Data Integration – How Text Analytics Can Help

February 8, 2011 Leave a comment

According to a Bloor Research report of some time ago, 80% of data integration projects fail.

I’m not sure if that’s been updated recently, but I’d be very surprised to learn the percentage has changed much one way or the other.

The question we should ask ourselves is not “why.”  But instead, as odd as it sounds, we should ask “what.”

Not “Why” Integrate

The reasons “why” to integrate data are well known and well understood – and there’s usually a solid ROI.  We integrate data to create data warehouses.  To create ODS’ for near-line operational BI.  We integrate to migrate systems (from one vendor to another, from one database to another, from one application to another).

Not “How” to Integrate

An alphabet soup of technologies exists to answer the “how” question.  Depending upon the “why” an organization might opt for any of the usual ETL, or EII, or EAI, or CDC suspects.  All excellent options with very well defined usage scenarios to meet whatever the business & IT requirements are.

It’s the “What” to Integrate

Figuring out what data to integrate is the single biggest challenge, and as more systems are implemented and data grows – it’s becoming a harder problem to solve, not easier.

In the dark old days, data architects would sit around tables with printouts of data models and try and map them all together.  Today, vendors like Informatica, SAP and IBM have business user focused tools for helping to identify the relationships between data elements.

Unfortunately most of the technologies in place today rely on looking at column definitions (name, datatype, size, referential integrity definitions) and try and create a logical mapping across systems through that.

When dealing with the many applications in the marketplace which use application level code to enforce PK/FK relationships, the above modelling tools simply aren’t good enough.  If they were, our 80% would be much smaller.

Text Analytics Can Help

It’s not a panacea.  It’s not a magic wand.  But – text analytics can help data integration projects succeed.
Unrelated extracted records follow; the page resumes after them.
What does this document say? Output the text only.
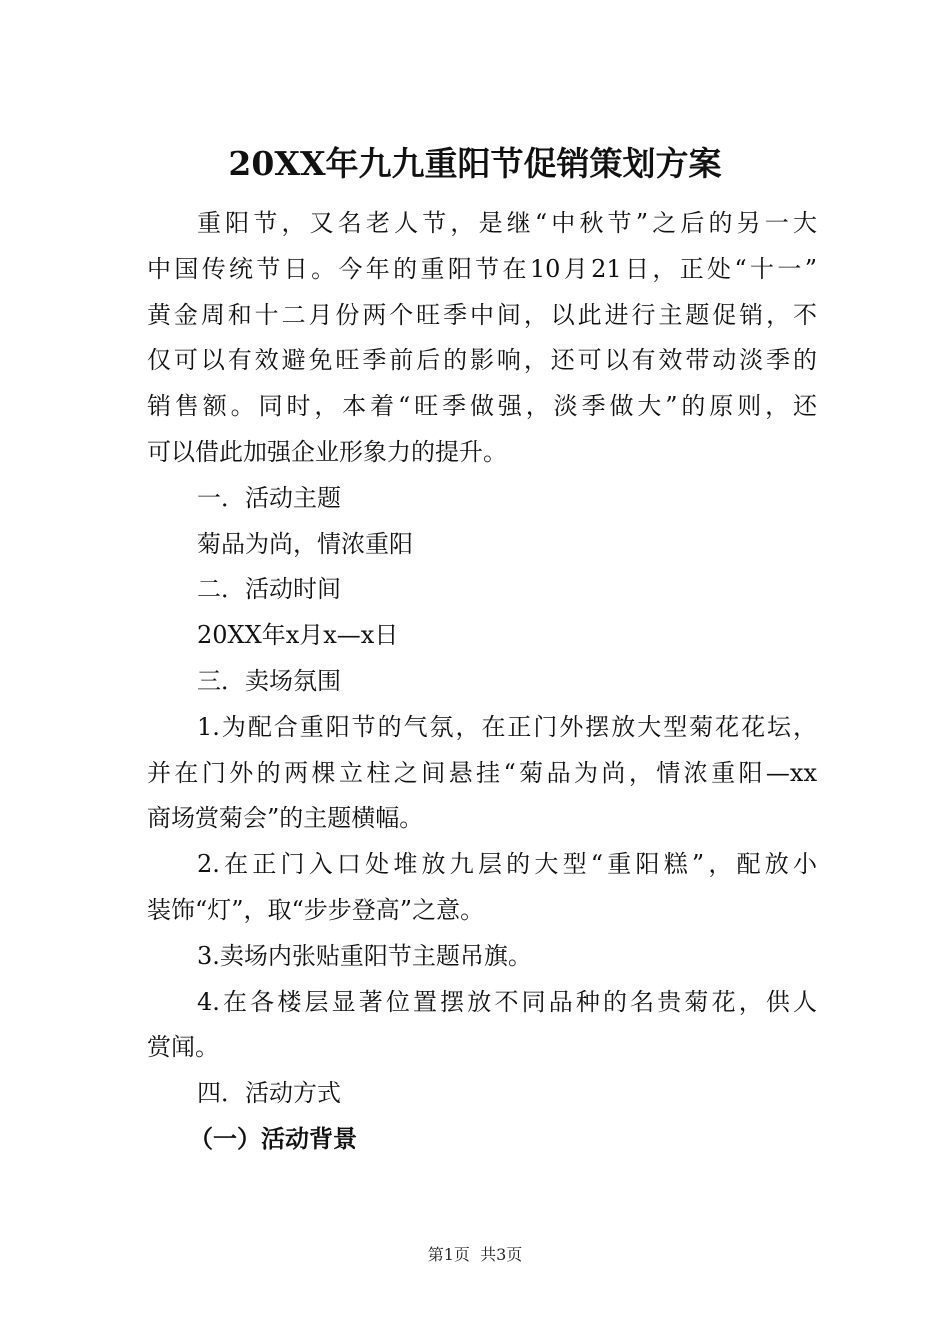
20XX年九九重阳节促销策划方案
重阳节，又名老人节，是继“中秋节”之后的另一大
中国传统节日。今年的重阳节在10月21日，正处“十一”
黄金周和十二月份两个旺季中间，以此进行主题促销，不
仅可以有效避免旺季前后的影响，还可以有效带动淡季的
销售额。同时，本着“旺季做强，淡季做大”的原则，还
可以借此加强企业形象力的提升。
一．活动主题
菊品为尚，情浓重阳
二．活动时间
20XX年x月x—x日
三．卖场氛围
1.为配合重阳节的气氛，在正门外摆放大型菊花花坛，
并在门外的两棵立柱之间悬挂“菊品为尚，情浓重阳—xx
商场赏菊会”的主题横幅。
2.在正门入口处堆放九层的大型“重阳糕”，配放小
装饰“灯”，取“步步登高”之意。
3.卖场内张贴重阳节主题吊旗。
4.在各楼层显著位置摆放不同品种的名贵菊花，供人
赏闻。
四．活动方式
（一）活动背景
第1页  共3页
Using text analytics, organizations can index the data across many different systems and infer relationships between columns/data sets.  Text analytics can provide a company with a view into columns that store exactly alike, or very similar data (such as company names, vendor names, product names).  Even going so far as to be able to recognize that in DB1.table9.column99 the data is of type “credit card” and provide a report of all the other databases, tables and columns that have the same data in them.

Text analytics is another way to get a view into your structured data assets that can help support successful data integration projects.  With an 80% failure rate – anything that can help turn a challenge into success is of critical importance.